ACPR/696/2023 du 08.09.2023 sur ONMMP/1962/2023 ( MP ) , ADMIS

Normes : CP.292

république et

canton de Genève

POUVOIR JUDICIAIRE

P/9518/2023 ACPR/696/2023

COUR DE JUSTICE

Chambre pénale de recours

Arrêt du vendredi 8 septembre 2023

 

Entre

 

A______, domiciliée ______ [TI], représentée par Me Timo SULC, avocat, Dupraz Sulc, rue Jean-Jaquet 10, 1201 Genève,

recourante,

 

contre l’ordonnance de non-entrée en matière rendue le 17 mai 2023 par le Ministère public,

 

et

 

LE MINISTÈRE PUBLIC de la République et canton de Genève, route de Chancy 6B,
1213 Petit-Lancy - case postale 3565, 1211 Genève 3,

intimé.


EN FAIT :

A. Par acte expédié le 30 mai 2023, A______ recourt contre l’ordonnance du 17 mai 2023, communiquée par pli simple, par laquelle le Ministère public a refusé d’entrer en matière sur sa plainte du 3 mai 2023.

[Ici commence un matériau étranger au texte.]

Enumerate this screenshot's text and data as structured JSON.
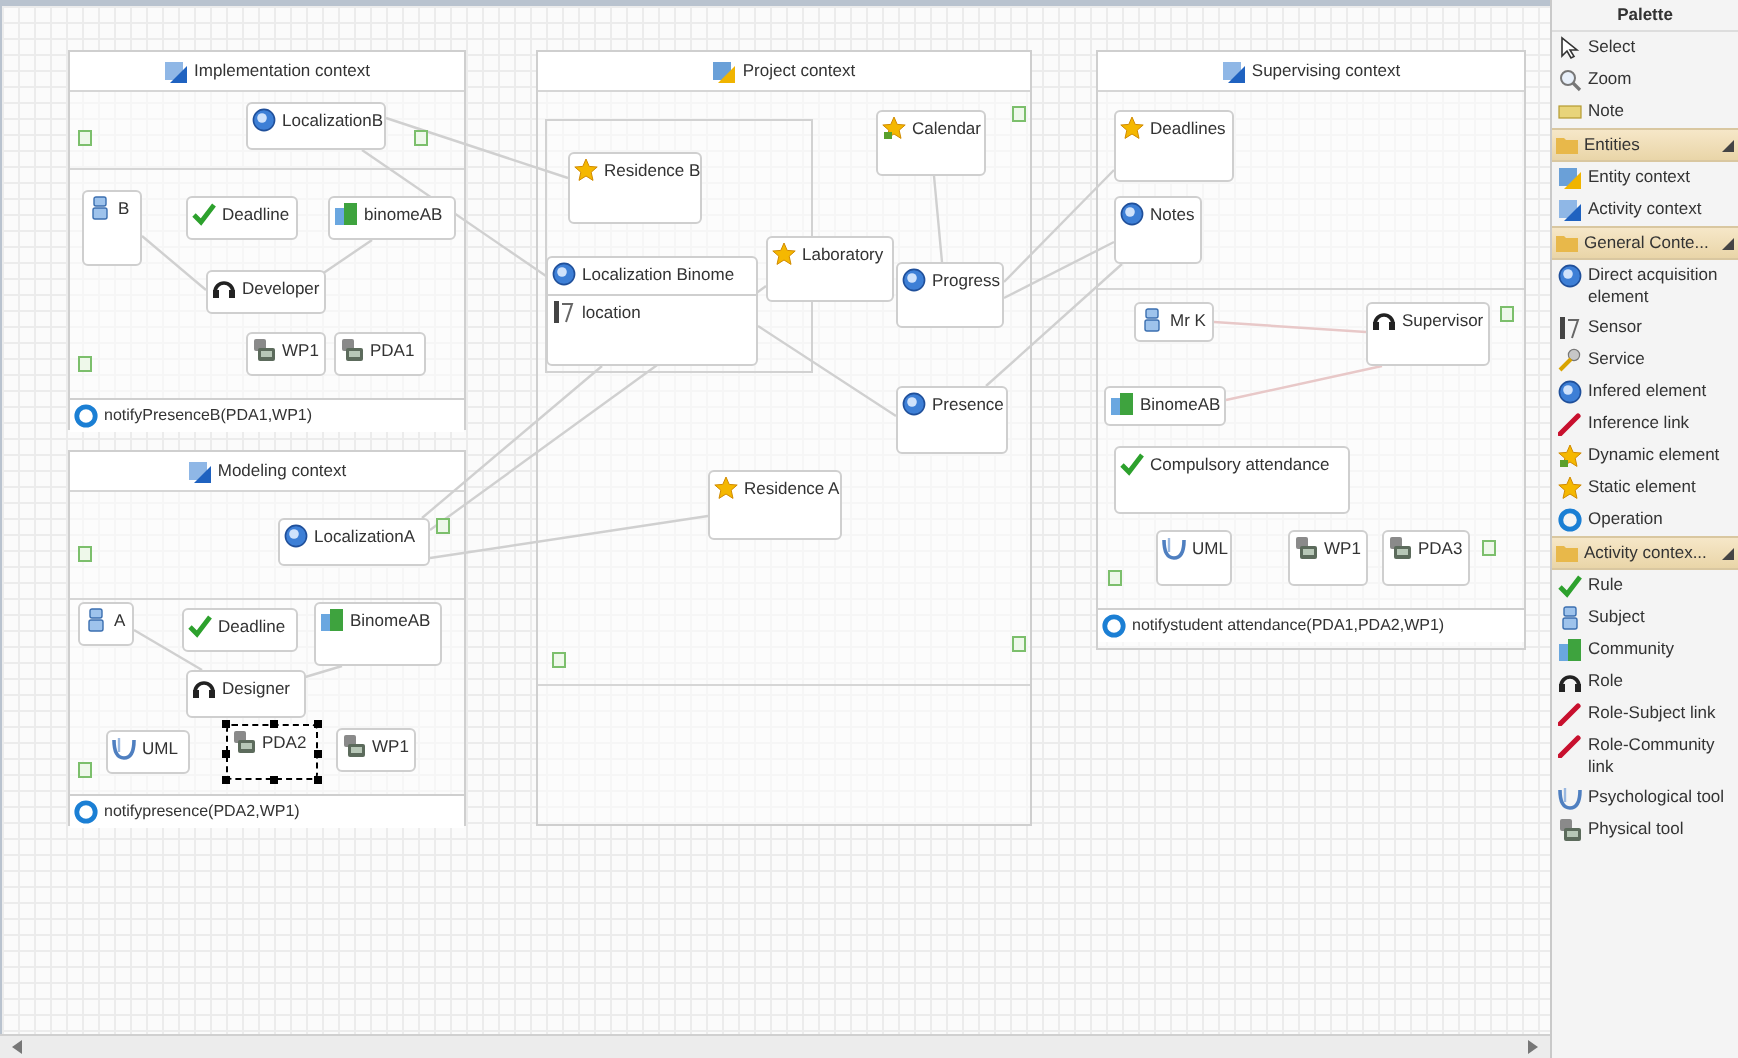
{
  "canvas": {
    "contexts": [
      {
        "title": "Implementation context",
        "kind": "activity",
        "operation": "notifyPresenceB(PDA1,WP1)",
        "nodes": [
          {
            "label": "LocalizationB",
            "kind": "inferred",
            "selected": false
          },
          {
            "label": "B",
            "kind": "subject",
            "selected": false
          },
          {
            "label": "Deadline",
            "kind": "rule",
            "selected": false
          },
          {
            "label": "binomeAB",
            "kind": "community",
            "selected": false
          },
          {
            "label": "Developer",
            "kind": "role",
            "selected": false
          },
          {
            "label": "WP1",
            "kind": "physical",
            "selected": false
          },
          {
            "label": "PDA1",
            "kind": "physical",
            "selected": false
          }
        ]
      },
      {
        "title": "Modeling context",
        "kind": "activity",
        "operation": "notifypresence(PDA2,WP1)",
        "nodes": [
          {
            "label": "LocalizationA",
            "kind": "inferred",
            "selected": false
          },
          {
            "label": "A",
            "kind": "subject",
            "selected": false
          },
          {
            "label": "Deadline",
            "kind": "rule",
            "selected": false
          },
          {
            "label": "BinomeAB",
            "kind": "community",
            "selected": false
          },
          {
            "label": "Designer",
            "kind": "role",
            "selected": false
          },
          {
            "label": "UML",
            "kind": "psychological",
            "selected": false
          },
          {
            "label": "PDA2",
            "kind": "physical",
            "selected": true
          },
          {
            "label": "WP1",
            "kind": "physical",
            "selected": false
          }
        ]
      },
      {
        "title": "Project context",
        "kind": "entity",
        "nodes": [
          {
            "label": "Residence B",
            "kind": "static",
            "selected": false
          },
          {
            "label": "Localization Binome",
            "kind": "inferred",
            "selected": false,
            "children": [
              {
                "label": "location",
                "kind": "sensor"
              }
            ]
          },
          {
            "label": "Laboratory",
            "kind": "static",
            "selected": false
          },
          {
            "label": "Calendar",
            "kind": "dynamic",
            "selected": false
          },
          {
            "label": "Progress",
            "kind": "inferred",
            "selected": false
          },
          {
            "label": "Presence",
            "kind": "inferred",
            "selected": false
          },
          {
            "label": "Residence A",
            "kind": "static",
            "selected": false
          }
        ]
      },
      {
        "title": "Supervising context",
        "kind": "activity",
        "operation": "notifystudent attendance(PDA1,PDA2,WP1)",
        "nodes": [
          {
            "label": "Deadlines",
            "kind": "static",
            "selected": false
          },
          {
            "label": "Notes",
            "kind": "inferred",
            "selected": false
          },
          {
            "label": "Mr K",
            "kind": "subject",
            "selected": false
          },
          {
            "label": "Supervisor",
            "kind": "role",
            "selected": false
          },
          {
            "label": "BinomeAB",
            "kind": "community",
            "selected": false
          },
          {
            "label": "Compulsory attendance",
            "kind": "rule",
            "selected": false
          },
          {
            "label": "UML",
            "kind": "psychological",
            "selected": false
          },
          {
            "label": "WP1",
            "kind": "physical",
            "selected": false
          },
          {
            "label": "PDA3",
            "kind": "physical",
            "selected": false
          }
        ]
      }
    ]
  },
  "palette": {
    "title": "Palette",
    "items": [
      {
        "kind": "tool",
        "label": "Select"
      },
      {
        "kind": "tool",
        "label": "Zoom"
      },
      {
        "kind": "tool",
        "label": "Note"
      },
      {
        "kind": "drawer",
        "label": "Entities",
        "expanded": true
      },
      {
        "kind": "tool",
        "label": "Entity context"
      },
      {
        "kind": "tool",
        "label": "Activity context"
      },
      {
        "kind": "drawer",
        "label": "General Conte...",
        "expanded": true
      },
      {
        "kind": "tool",
        "label": "Direct acquisition element"
      },
      {
        "kind": "tool",
        "label": "Sensor"
      },
      {
        "kind": "tool",
        "label": "Service"
      },
      {
        "kind": "tool",
        "label": "Infered element"
      },
      {
        "kind": "tool",
        "label": "Inference link"
      },
      {
        "kind": "tool",
        "label": "Dynamic element"
      },
      {
        "kind": "tool",
        "label": "Static element"
      },
      {
        "kind": "tool",
        "label": "Operation"
      },
      {
        "kind": "drawer",
        "label": "Activity contex...",
        "expanded": true
      },
      {
        "kind": "tool",
        "label": "Rule"
      },
      {
        "kind": "tool",
        "label": "Subject"
      },
      {
        "kind": "tool",
        "label": "Community"
      },
      {
        "kind": "tool",
        "label": "Role"
      },
      {
        "kind": "tool",
        "label": "Role-Subject link"
      },
      {
        "kind": "tool",
        "label": "Role-Community link"
      },
      {
        "kind": "tool",
        "label": "Psychological tool"
      },
      {
        "kind": "tool",
        "label": "Physical tool"
      }
    ]
  }
}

La recourante conclut, sous suite de frais et dépens, à l’annulation de l’ordonnance querellée et au renvoi de la cause au Ministère public pour l’ouverture d’une instruction.

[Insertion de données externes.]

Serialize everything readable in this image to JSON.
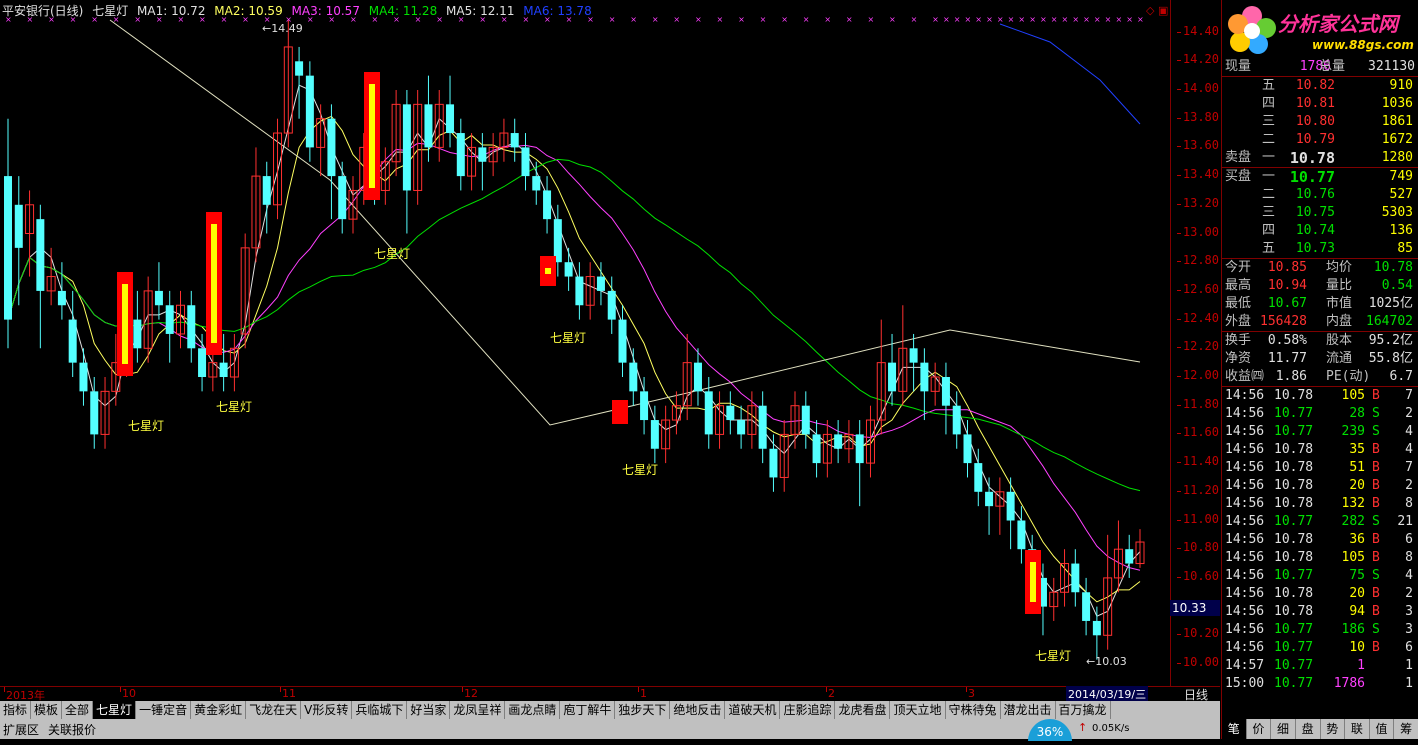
{
  "title": {
    "stock": "平安银行(日线)",
    "indicator": "七星灯",
    "ma": [
      {
        "label": "MA1: 10.72",
        "color": "#e0e0e0"
      },
      {
        "label": "MA2: 10.59",
        "color": "#ffff60"
      },
      {
        "label": "MA3: 10.57",
        "color": "#ff40ff"
      },
      {
        "label": "MA4: 11.28",
        "color": "#00e000"
      },
      {
        "label": "MA5: 12.11",
        "color": "#e0e0e0"
      },
      {
        "label": "MA6: 13.78",
        "color": "#2040ff"
      }
    ]
  },
  "price_ticks": [
    "14.40",
    "14.20",
    "14.00",
    "13.80",
    "13.60",
    "13.40",
    "13.20",
    "13.00",
    "12.80",
    "12.60",
    "12.40",
    "12.20",
    "12.00",
    "11.80",
    "11.60",
    "11.40",
    "11.20",
    "11.00",
    "10.80",
    "10.60",
    "10.40",
    "10.20",
    "10.00"
  ],
  "current_price": "10.33",
  "annotations": {
    "high": "14.49",
    "low": "10.03"
  },
  "signal_label": "七星灯",
  "date_axis": {
    "labels": [
      "2013年",
      "10",
      "11",
      "12",
      "1",
      "2",
      "3"
    ],
    "selected_date": "2014/03/19/三",
    "period": "日线"
  },
  "indicator_tabs": [
    "指标",
    "模板",
    "全部",
    "七星灯",
    "一锤定音",
    "黄金彩虹",
    "飞龙在天",
    "V形反转",
    "兵临城下",
    "好当家",
    "龙凤呈祥",
    "画龙点睛",
    "庖丁解牛",
    "独步天下",
    "绝地反击",
    "道破天机",
    "庄影追踪",
    "龙虎看盘",
    "顶天立地",
    "守株待兔",
    "潜龙出击",
    "百万擒龙"
  ],
  "active_tab": "七星灯",
  "status": {
    "left1": "扩展区",
    "left2": "关联报价",
    "progress": "36%",
    "speed": "0.05K/s"
  },
  "logo": {
    "text": "分析家公式网",
    "url": "www.88gs.com"
  },
  "quote": {
    "volume_label": "现量",
    "volume": "1786",
    "total_label": "总量",
    "total": "321130",
    "sell_label": "卖盘",
    "sells": [
      {
        "lvl": "五",
        "price": "10.82",
        "vol": "910"
      },
      {
        "lvl": "四",
        "price": "10.81",
        "vol": "1036"
      },
      {
        "lvl": "三",
        "price": "10.80",
        "vol": "1861"
      },
      {
        "lvl": "二",
        "price": "10.79",
        "vol": "1672"
      },
      {
        "lvl": "一",
        "price": "10.78",
        "vol": "1280"
      }
    ],
    "buy_label": "买盘",
    "buys": [
      {
        "lvl": "一",
        "price": "10.77",
        "vol": "749"
      },
      {
        "lvl": "二",
        "price": "10.76",
        "vol": "527"
      },
      {
        "lvl": "三",
        "price": "10.75",
        "vol": "5303"
      },
      {
        "lvl": "四",
        "price": "10.74",
        "vol": "136"
      },
      {
        "lvl": "五",
        "price": "10.73",
        "vol": "85"
      }
    ],
    "stats": [
      {
        "l1": "今开",
        "v1": "10.85",
        "c1": "red",
        "l2": "均价",
        "v2": "10.78",
        "c2": "green"
      },
      {
        "l1": "最高",
        "v1": "10.94",
        "c1": "red",
        "l2": "量比",
        "v2": "0.54",
        "c2": "green"
      },
      {
        "l1": "最低",
        "v1": "10.67",
        "c1": "green",
        "l2": "市值",
        "v2": "1025亿",
        "c2": "white"
      },
      {
        "l1": "外盘",
        "v1": "156428",
        "c1": "red",
        "l2": "内盘",
        "v2": "164702",
        "c2": "green"
      }
    ],
    "stats2": [
      {
        "l1": "换手",
        "v1": "0.58%",
        "l2": "股本",
        "v2": "95.2亿"
      },
      {
        "l1": "净资",
        "v1": "11.77",
        "l2": "流通",
        "v2": "55.8亿"
      },
      {
        "l1": "收益㈣",
        "v1": "1.86",
        "l2": "PE(动)",
        "v2": "6.7"
      }
    ],
    "ticks": [
      {
        "t": "14:56",
        "p": "10.78",
        "pc": "white",
        "v": "105",
        "s": "B",
        "n": "7"
      },
      {
        "t": "14:56",
        "p": "10.77",
        "pc": "green",
        "v": "28",
        "s": "S",
        "n": "2"
      },
      {
        "t": "14:56",
        "p": "10.77",
        "pc": "green",
        "v": "239",
        "s": "S",
        "n": "4"
      },
      {
        "t": "14:56",
        "p": "10.78",
        "pc": "white",
        "v": "35",
        "s": "B",
        "n": "4"
      },
      {
        "t": "14:56",
        "p": "10.78",
        "pc": "white",
        "v": "51",
        "s": "B",
        "n": "7"
      },
      {
        "t": "14:56",
        "p": "10.78",
        "pc": "white",
        "v": "20",
        "s": "B",
        "n": "2"
      },
      {
        "t": "14:56",
        "p": "10.78",
        "pc": "white",
        "v": "132",
        "s": "B",
        "n": "8"
      },
      {
        "t": "14:56",
        "p": "10.77",
        "pc": "green",
        "v": "282",
        "s": "S",
        "n": "21"
      },
      {
        "t": "14:56",
        "p": "10.78",
        "pc": "white",
        "v": "36",
        "s": "B",
        "n": "6"
      },
      {
        "t": "14:56",
        "p": "10.78",
        "pc": "white",
        "v": "105",
        "s": "B",
        "n": "8"
      },
      {
        "t": "14:56",
        "p": "10.77",
        "pc": "green",
        "v": "75",
        "s": "S",
        "n": "4"
      },
      {
        "t": "14:56",
        "p": "10.78",
        "pc": "white",
        "v": "20",
        "s": "B",
        "n": "2"
      },
      {
        "t": "14:56",
        "p": "10.78",
        "pc": "white",
        "v": "94",
        "s": "B",
        "n": "3"
      },
      {
        "t": "14:56",
        "p": "10.77",
        "pc": "green",
        "v": "186",
        "s": "S",
        "n": "3"
      },
      {
        "t": "14:56",
        "p": "10.77",
        "pc": "green",
        "v": "10",
        "s": "B",
        "n": "6"
      },
      {
        "t": "14:57",
        "p": "10.77",
        "pc": "green",
        "v": "1",
        "s": "",
        "n": "1"
      },
      {
        "t": "15:00",
        "p": "10.77",
        "pc": "green",
        "v": "1786",
        "s": "",
        "n": "1"
      }
    ]
  },
  "bottom_tabs": [
    "笔",
    "价",
    "细",
    "盘",
    "势",
    "联",
    "值",
    "筹"
  ],
  "colors": {
    "up": "#ff3030",
    "down": "#54ffff",
    "signal_red": "#ff0000",
    "signal_yellow": "#ffff00",
    "axis": "#c00000"
  }
}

B. Les faits pertinents suivants ressortent du dossier :

a. Le 3 mai 2023, A______ – administratrice unique de B______ SA – a porté plainte contre C______ et D______ pour infraction à l'art. 292 CP. Elle a précisé que la villa de E______, mentionnée comme domicile des précitées, faisait l'objet d'un avis de vente aux enchères prévue le 27 juin 2023.

b. Il ressort des documents versés à la procédure ce qui suit.

b.a. Le 16 octobre 2020, A______ a saisi le Tribunal de première instance (ci-après; TPI) de mesures superprovisionnelles.

Dès lors, dans la procédure C/1______/2020 – par des mesures superprovisionnelles maintenues sur mesures provisionnelles du 18 janvier 2021 –, le TPI a retenu qu'à la suite de la vente, en date du 10 juillet 2020, par F______ SA de ses actions de B______ SA à D______ et C______ et du refus essuyé par A______ d'exercer son droit de préemption sur ces actions, le risque que les précitées revendent leurs actions à un tiers acquéreur de bonne foi ne pouvait être exclu.

Le Tribunal a ainsi "fait interdiction à C______, D______ et F______ SA, ainsi qu'à leurs représentants, de vendre, transférer ou remettre à quiconque, à quelque titre que ce soit, les 50 actions au porteur de B______ SA, soit le certificat no 3 du 24 mars 2010 pour les actions 51 à 60, le certificat no 4 du 25 mars 2010 pour les actions 61 à 80 et le certificat no 5 du 25 mars 2010 pour les actions 81 à 100".

Il a prononcé cette interdiction sous la menace de la peine de l'art. 292 CP reproduisant le texte de cet article.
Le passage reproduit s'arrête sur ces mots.